Jesus appealed to daily experience of marginalized people and ordinary sinners to God’s work among us. He made everyday service to others holy when he washed his disciples feet and he transformed a table meal into the sign of his victory over death and living presence with us for all time. In the religion of Jesus day, he was a layperson. He commanded his disciples, also lay people, to do all he had done and serve as he served.

I’ve troubled people saying this, but can’t escape the conclusion that we’re not being faithful when we let the voice of the building speak louder than Jesus’ practice. Provisionally, to develop a congregational vision, we may have to work in and around buildings that contradict Jesus’ teaching (both what he taught and how he taught), but sooner or later faithfulness asks us to practice what we preach.
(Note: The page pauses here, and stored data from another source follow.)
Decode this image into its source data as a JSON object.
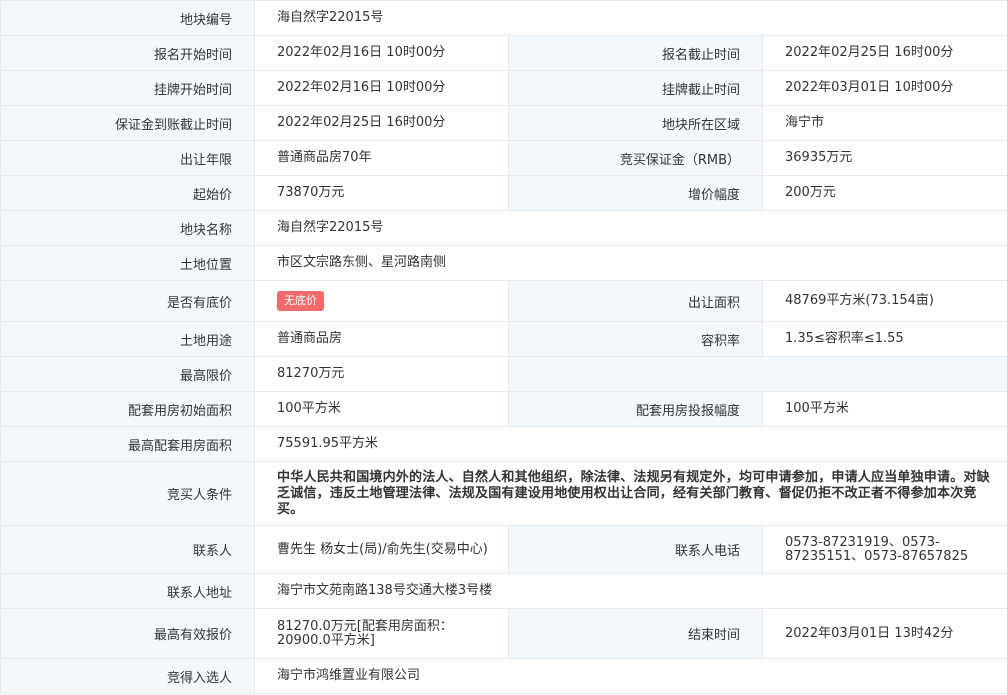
{
  "rows": {
    "r1": {
      "l1": "地块编号",
      "v1": "海自然字22015号"
    },
    "r2": {
      "l1": "报名开始时间",
      "v1": "2022年02月16日 10时00分",
      "l2": "报名截止时间",
      "v2": "2022年02月25日 16时00分"
    },
    "r3": {
      "l1": "挂牌开始时间",
      "v1": "2022年02月16日 10时00分",
      "l2": "挂牌截止时间",
      "v2": "2022年03月01日 10时00分"
    },
    "r4": {
      "l1": "保证金到账截止时间",
      "v1": "2022年02月25日 16时00分",
      "l2": "地块所在区域",
      "v2": "海宁市"
    },
    "r5": {
      "l1": "出让年限",
      "v1": "普通商品房70年",
      "l2": "竞买保证金（RMB）",
      "v2": "36935万元"
    },
    "r6": {
      "l1": "起始价",
      "v1": "73870万元",
      "l2": "增价幅度",
      "v2": "200万元"
    },
    "r7": {
      "l1": "地块名称",
      "v1": "海自然字22015号"
    },
    "r8": {
      "l1": "土地位置",
      "v1": "市区文宗路东侧、星河路南侧"
    },
    "r9": {
      "l1": "是否有底价",
      "badge": "无底价",
      "l2": "出让面积",
      "v2": "48769平方米(73.154亩)"
    },
    "r10": {
      "l1": "土地用途",
      "v1": "普通商品房",
      "l2": "容积率",
      "v2": "1.35≤容积率≤1.55"
    },
    "r11": {
      "l1": "最高限价",
      "v1": "81270万元"
    },
    "r12": {
      "l1": "配套用房初始面积",
      "v1": "100平方米",
      "l2": "配套用房投报幅度",
      "v2": "100平方米"
    },
    "r13": {
      "l1": "最高配套用房面积",
      "v1": "75591.95平方米"
    },
    "r14": {
      "l1": "竞买人条件",
      "v1": "中华人民共和国境内外的法人、自然人和其他组织，除法律、法规另有规定外，均可申请参加，申请人应当单独申请。对缺乏诚信，违反土地管理法律、法规及国有建设用地使用权出让合同，经有关部门教育、督促仍拒不改正者不得参加本次竞买。"
    },
    "r15": {
      "l1": "联系人",
      "v1": "曹先生 杨女士(局)/俞先生(交易中心)",
      "l2": "联系人电话",
      "v2": "0573-87231919、0573-87235151、0573-87657825"
    },
    "r16": {
      "l1": "联系人地址",
      "v1": "海宁市文苑南路138号交通大楼3号楼"
    },
    "r17": {
      "l1": "最高有效报价",
      "v1": "81270.0万元[配套用房面积：20900.0平方米]",
      "l2": "结束时间",
      "v2": "2022年03月01日 13时42分"
    },
    "r18": {
      "l1": "竞得入选人",
      "v1": "海宁市鸿维置业有限公司"
    }
  },
  "colors": {
    "label_bg": "#f3f8fc",
    "border": "#e3eaf1",
    "badge_bg": "#f26b6b",
    "text": "#333333"
  }
}
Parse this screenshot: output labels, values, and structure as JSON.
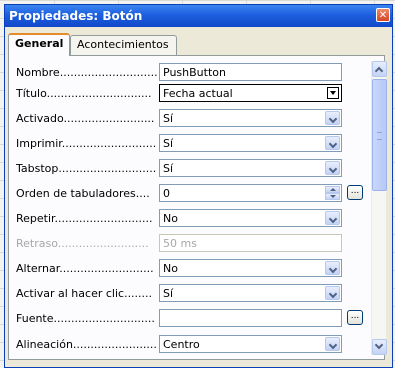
{
  "window": {
    "title": "Propiedades: Botón"
  },
  "tabs": [
    {
      "label": "General",
      "active": true
    },
    {
      "label": "Acontecimientos",
      "active": false
    }
  ],
  "properties": [
    {
      "label": "Nombre............................",
      "value": "PushButton",
      "control": "text",
      "enabled": true
    },
    {
      "label": "Título..............................",
      "value": "Fecha actual",
      "control": "dropdown-classic",
      "enabled": true
    },
    {
      "label": "Activado..........................",
      "value": "Sí",
      "control": "dropdown",
      "enabled": true
    },
    {
      "label": "Imprimir...........................",
      "value": "Sí",
      "control": "dropdown",
      "enabled": true
    },
    {
      "label": "Tabstop............................",
      "value": "Sí",
      "control": "dropdown",
      "enabled": true
    },
    {
      "label": "Orden de tabuladores....",
      "value": "0",
      "control": "spin",
      "enabled": true,
      "has_ellipsis": true
    },
    {
      "label": "Repetir............................",
      "value": "No",
      "control": "dropdown",
      "enabled": true
    },
    {
      "label": "Retraso..........................",
      "value": "50 ms",
      "control": "text",
      "enabled": false
    },
    {
      "label": "Alternar...........................",
      "value": "No",
      "control": "dropdown",
      "enabled": true
    },
    {
      "label": "Activar al hacer clic........",
      "value": "Sí",
      "control": "dropdown",
      "enabled": true
    },
    {
      "label": "Fuente.............................",
      "value": "",
      "control": "text",
      "enabled": true,
      "has_ellipsis": true
    },
    {
      "label": "Alineación........................",
      "value": "Centro",
      "control": "dropdown",
      "enabled": true
    }
  ],
  "ellipsis_label": "...",
  "close_glyph": "✕",
  "colors": {
    "titlebar": "#1d5fe0",
    "tab_accent": "#e68b2c",
    "field_border": "#7f9db9"
  }
}
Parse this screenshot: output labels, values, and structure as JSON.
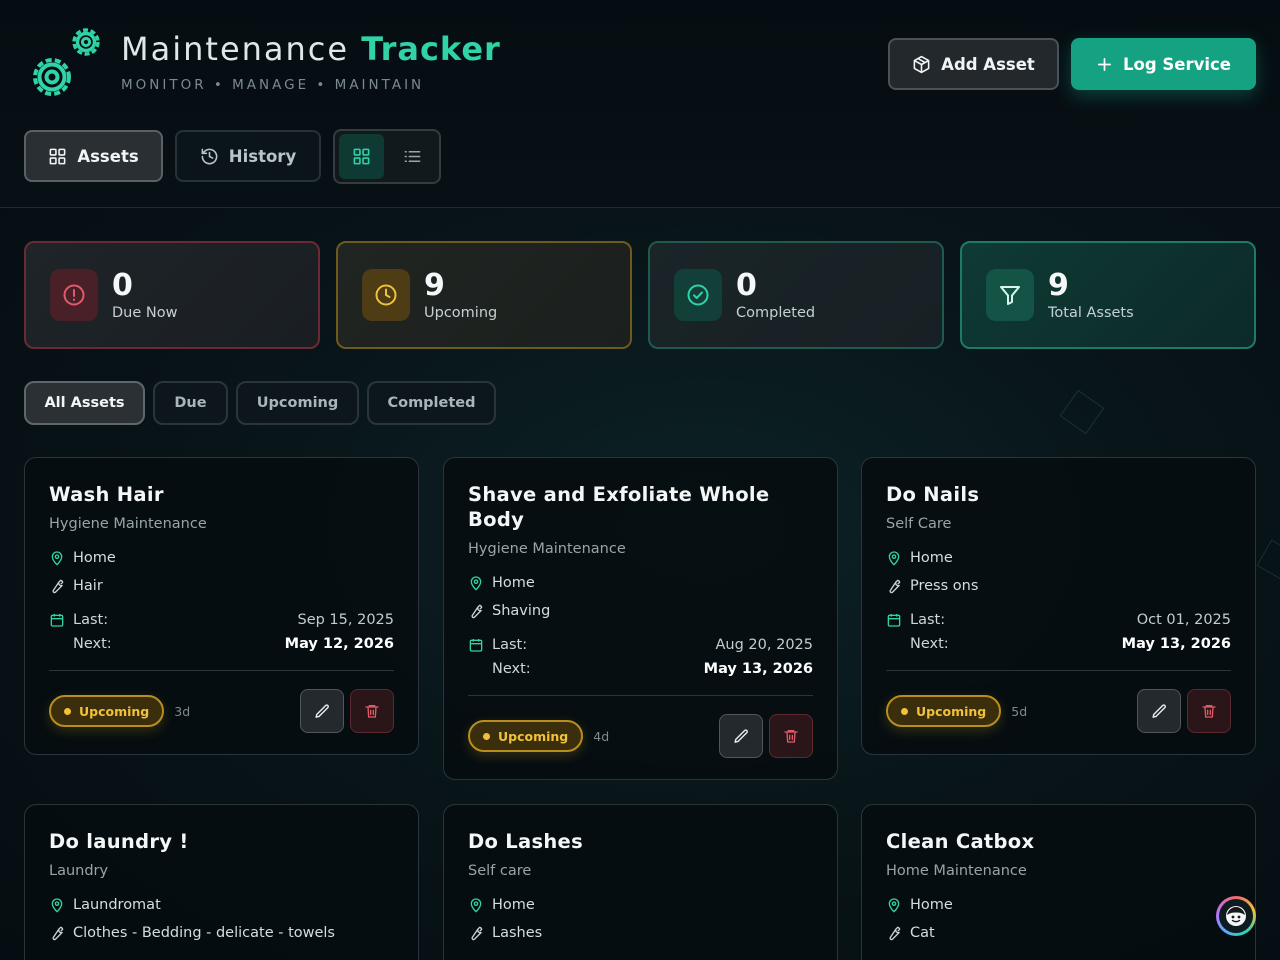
{
  "app": {
    "title_main": "Maintenance",
    "title_accent": "Tracker",
    "subtitle": "MONITOR • MANAGE • MAINTAIN"
  },
  "header": {
    "add_asset_label": "Add Asset",
    "log_service_label": "Log Service"
  },
  "nav": {
    "assets_label": "Assets",
    "history_label": "History"
  },
  "stats": [
    {
      "value": "0",
      "label": "Due Now"
    },
    {
      "value": "9",
      "label": "Upcoming"
    },
    {
      "value": "0",
      "label": "Completed"
    },
    {
      "value": "9",
      "label": "Total Assets"
    }
  ],
  "filters": [
    "All Assets",
    "Due",
    "Upcoming",
    "Completed"
  ],
  "labels": {
    "last": "Last:",
    "next": "Next:"
  },
  "cards": [
    {
      "title": "Wash Hair",
      "category": "Hygiene Maintenance",
      "location": "Home",
      "detail": "Hair",
      "last": "Sep 15, 2025",
      "next": "May 12, 2026",
      "status": "Upcoming",
      "days": "3d"
    },
    {
      "title": "Shave and Exfoliate Whole Body",
      "category": "Hygiene Maintenance",
      "location": "Home",
      "detail": "Shaving",
      "last": "Aug 20, 2025",
      "next": "May 13, 2026",
      "status": "Upcoming",
      "days": "4d"
    },
    {
      "title": "Do Nails",
      "category": "Self Care",
      "location": "Home",
      "detail": "Press ons",
      "last": "Oct 01, 2025",
      "next": "May 13, 2026",
      "status": "Upcoming",
      "days": "5d"
    },
    {
      "title": "Do laundry !",
      "category": "Laundry",
      "location": "Laundromat",
      "detail": "Clothes - Bedding - delicate - towels"
    },
    {
      "title": "Do Lashes",
      "category": "Self care",
      "location": "Home",
      "detail": "Lashes"
    },
    {
      "title": "Clean Catbox",
      "category": "Home Maintenance",
      "location": "Home",
      "detail": "Cat"
    }
  ],
  "colors": {
    "accent": "#2fd3a6",
    "primary_button": "#14a283",
    "due": "#e05a6a",
    "upcoming": "#f0c13a",
    "completed": "#2fd3a6"
  }
}
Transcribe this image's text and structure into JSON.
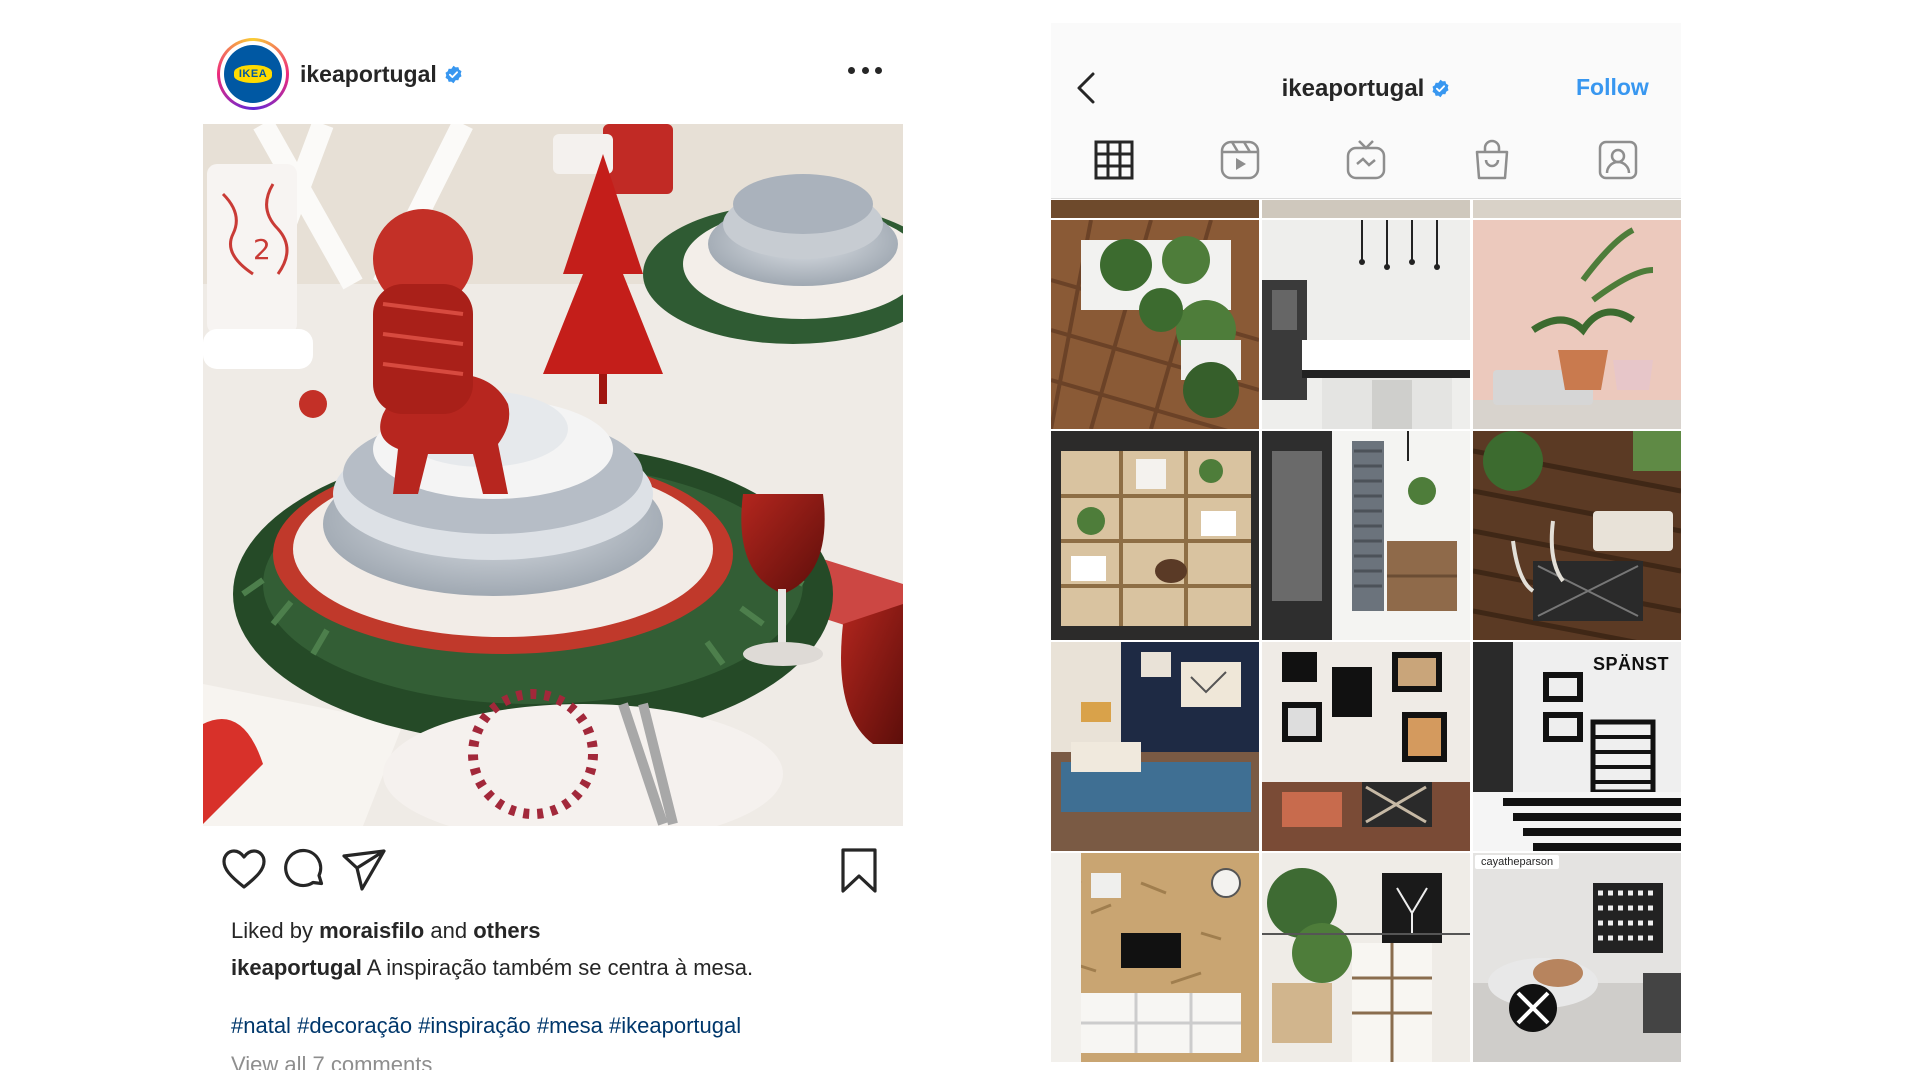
{
  "post": {
    "username": "ikeaportugal",
    "avatar_logo_text": "IKEA",
    "icons": {
      "like": "heart-icon",
      "comment": "comment-icon",
      "share": "paper-plane-icon",
      "save": "bookmark-icon",
      "more": "more-dots-icon",
      "verified": "verified-badge-icon"
    },
    "liked_prefix": "Liked by",
    "liked_user": "moraisfilo",
    "liked_and": "and",
    "liked_others": "others",
    "caption_user": "ikeaportugal",
    "caption_text": "A inspiração também se centra à mesa.",
    "hashtags": [
      "#natal",
      "#decoração",
      "#inspiração",
      "#mesa",
      "#ikeaportugal"
    ],
    "view_comments": "View all 7 comments"
  },
  "profile": {
    "title": "ikeaportugal",
    "follow_label": "Follow",
    "tabs": [
      "grid-icon",
      "reels-icon",
      "igtv-icon",
      "shop-icon",
      "tagged-icon"
    ],
    "tile_labels": {
      "spanst": "SPÄNST",
      "cayatheparson": "cayatheparson"
    },
    "colors": {
      "accent": "#3897f0",
      "hashtag": "#00376b",
      "verified": "#3897f0"
    }
  }
}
I believe the Spirit asks that we make our buildings work for liturgy and serve the holy people. When we hear and refuse to listen, we’re valuing sacred space more than holy people.

How do we make a holy space for holy people? Whatever our building or floor plan, two things can make a huge difference in the message our building teaches:

-we can re-order seating to monastic or collegiate choir so that lay people can see one another’s face as well as the preacher and reader see everyone’s faces. Our faces are our primary manifestation of the image (icon) of God, and seeing one another’s faces as we pray and sing and listen brings us closer to Jesus’ teaching and practice of the holiness of people and human experience, and

– we can open up space for processions of the whole congregation and space to gather everyone around table and font as we do our sacramental work. Congregational processions and real gatherings for sacramental action let us feel that we are one body in Christ, and that together, souls and bodies, God’s pilgrim people, are on the move.

The Rev. Donald Schell, founder of St. Gregory of Nyssa Church in San Francisco, is President of All Saints Company.